= Herbert Heywood (pilot) =

American aviator

Herbert Hosea Heywood (November 10, 1923 – May 8, 1982) was an aviator. He is best known as a member of the historic Tuskegee Airmen, being one of the few Virgin Islanders to do so and the first Black pilots in the United States armed forces.

== Early life and background ==
Herbert Heywood was born in Christiansted, Saint Croix, which is one of the islands that make up the U.S. Virgin Islands. At the time of his birth, a major political transition happened, as the islands had only recently become a U.S. possession after being purchased from Denmark in 1917. This shifting political climate shaped the environment in which he was raised.

Heywood married Catalina Cena Cepeda on May 23, 1948, at Holy Cross Catholic Church on St. Croix.

He worked in public office after his time as a Tuskegee Airmen, being elected to the 8th and 9th St. Croix Municipal Councils between 1951 and 1954. Known for his creativity and passion for aviation, he incorporated flying into his political campaigns—dropping campaign leaflets over communities from the air.

Later in life, he worked as a supervisor of accounting at Harlem Hospital in New York City. Heywood died May 8, 1982, in New York City.

== Career and contributions ==
On March 22, 1943, Herbert Heywood left St. Croix to enlist in the U.S. military during World War II. At a time when racial discrimination limited opportunities for Black servicemen, he pursued his ambition to become a pilot.

He trained at the Tuskegee Institute in Alabama, established by Booker T. Washington, where African American men were able to be given the opportunity to receive formal flight training.

Heywood became one of approximately 996 men trained as pilots, navigators, and bombardiers. These men became known as the Tuskegee Airmen.

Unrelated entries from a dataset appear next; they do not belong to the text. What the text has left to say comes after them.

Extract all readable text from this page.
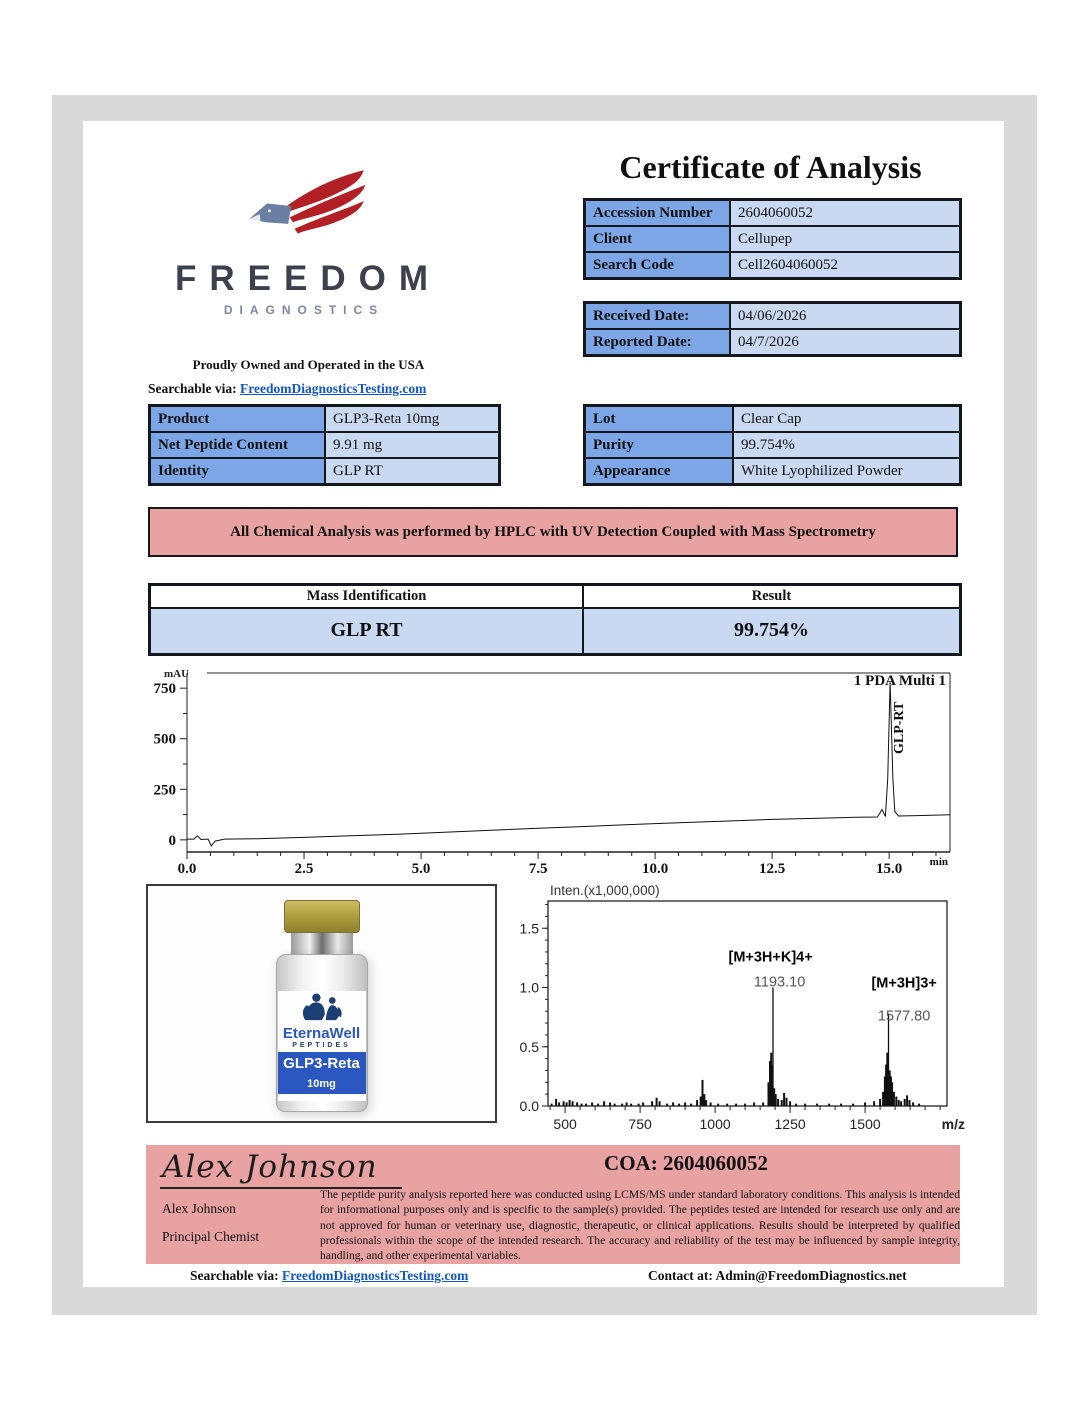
FREEDOM
DIAGNOSTICS
Proudly Owned and Operated in the USA
Searchable via: FreedomDiagnosticsTesting.com
Certificate of Analysis
Accession Number	2604060052
Client	Cellupep
Search Code	Cell2604060052
Received Date:	04/06/2026
Reported Date:	04/7/2026
Product	GLP3-Reta 10mg
Net Peptide Content	9.91 mg
Identity	GLP RT
Lot	Clear Cap
Purity	99.754%
Appearance	White Lyophilized Powder
All Chemical Analysis was performed by HPLC with UV Detection Coupled with Mass Spectrometry
Mass Identification	Result
GLP RT	99.754%
0
250
500
750
0.0	2.5	5.0	7.5	10.0	12.5	15.0
mAU
min
1 PDA Multi 1
GLP-RT
EternaWell
PEPTIDES
GLP3-Reta
10mg
0.0
0.5
1.0
1.5
500	750	1000	1250	1500	m/z
Inten.(x1,000,000)
[M+3H+K]4+
1193.10	[M+3H]3+
1577.80
Alex Johnson
Alex Johnson
Principal Chemist
COA: 2604060052
The peptide purity analysis reported here was conducted using LCMS/MS under standard laboratory conditions. This analysis is intended for informational purposes only and is specific to the sample(s) provided. The peptides tested are intended for research use only and are not approved for human or veterinary use, diagnostic, therapeutic, or clinical applications. Results should be interpreted by qualified professionals within the scope of the intended research. The accuracy and reliability of the test may be influenced by sample integrity, handling, and other experimental variables.
Searchable via: FreedomDiagnosticsTesting.com	Contact at: Admin@FreedomDiagnostics.net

He graduated as a 2nd Lieutenant from Class 44-C-SE on March 12, 1944.

He was one of only two Virgin Islanders to achieve this distinction, alongside Henry E. Rohlsen.

After completing his military service, Herbert Heywood pursued higher education and graduated from the Columbia Law School.

== Legacy ==
Herbert Heywood is remembered as a pioneering figure in Virgin Islands history and as part of the broader legacy of the Tuskegee Airmen, whose service helped challenge racial barriers in the U.S. military.

Efforts to preserve the history of Virgin Islands veterans—including Heywood—are reflected in initiatives such as the Virgin Islands Military Museum and Veterans Memorial, which honors thousands of veterans from the territory, including members of the famed 332nd Fighter Group.